Viewed broadly, and impartially, there was much truth as regarded the misconduct and uncleanliness of great numbers of tenants, but the central fact was that the “owner” was the person mainly interested in, and benefited by possession of the property, and therefore primarily responsible for maintaining it in a condition which should not endanger the health of the community.
If, through the neglect and indifference of his predecessors, the property had fallen into a bad state, the consequences equitably fell upon him, just as the consequences of any other bad investment by his predecessor would have done. He had inherited something which was not worth as much as he anticipated—that was all; but the consequences must not be shifted on to the community, nor must his tenants be made the victims.
And if he allowed his property to become a danger to his tenants, and through them to the community at large, the community had an absolute right to protect itself by insisting that he should be prevented from so doing.
The only way in which, in the interests of the public, abuses can be prevented is by holding the person responsible for them who has the power of preventing them. And that was just what in this case the “owners” did not like.
Building constituted an important part of the housing problem. The Medical Officer of Health for Lambeth, in his report for 1887, gave an interesting account of the process of building in London which shows how even the amended Building Acts had failed to secure those conditions of air and space which are essential for health.

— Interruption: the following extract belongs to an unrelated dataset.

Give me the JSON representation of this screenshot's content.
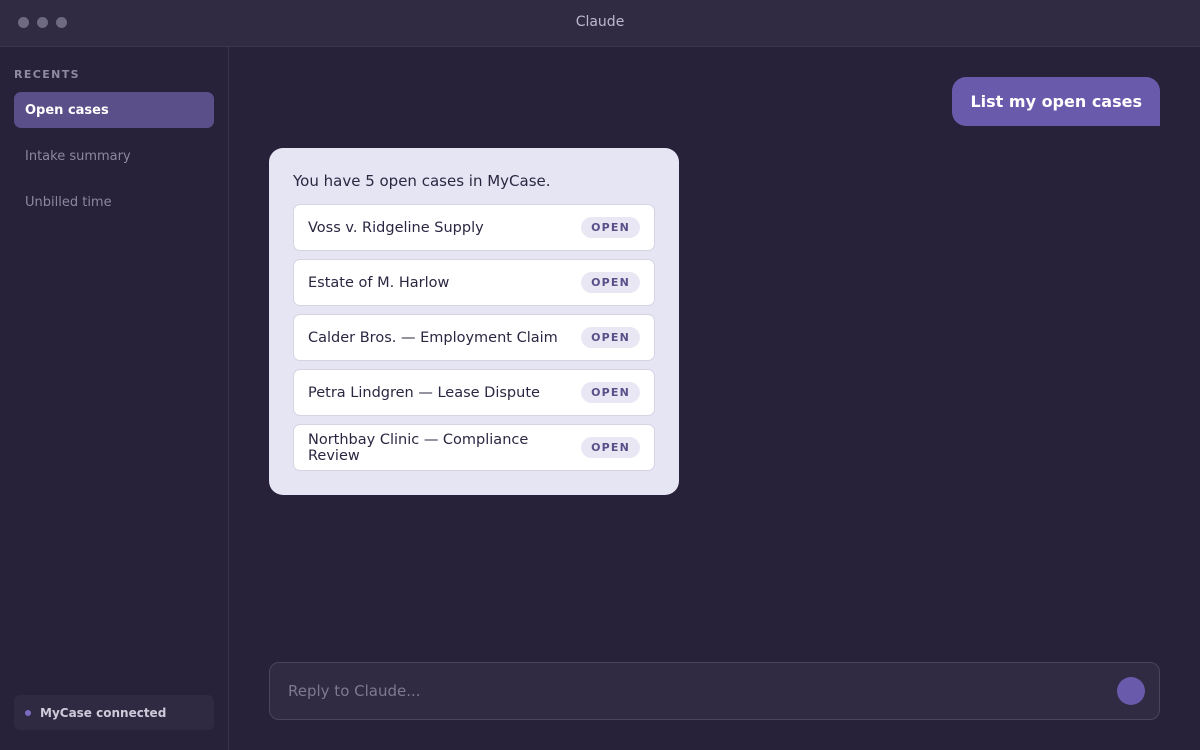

“In proximity to the centres of business every available plot of garden or recreation ground has been converted into building sites. Houses constructed from materials of the poorest quality and by workmen employed only for the cheapness of their labour, have been hurried into occupation.
“The system of close building, at first confined in its application to the consolidation of the inner zone, has been adopted in the outer, and with the demand for shelter, which increases in a progressive ratio with the growth of the population, the once open suburbs must ere long become indistinguishable in the monotony of house row and pavement.
“The art of close building appears a progressive one. In its infancy, twenty years ago, the art has now arrived at a stage nearly approaching perfection. In the earlier examples the space allotted to garden land was larger than that built on. Then the size of the two quantities reached an equality—then the covered ground becomes a larger quantity than the uncovered land, until the final stage of development is attained when the extreme limit of encroachment permitted by the Building Act is reached, and garden land is represented by a yard 100 superficial feet in area.”
Extraordinary loopholes in the sanitary laws, moreover, were constantly being discovered which almost neutralised the original enactment.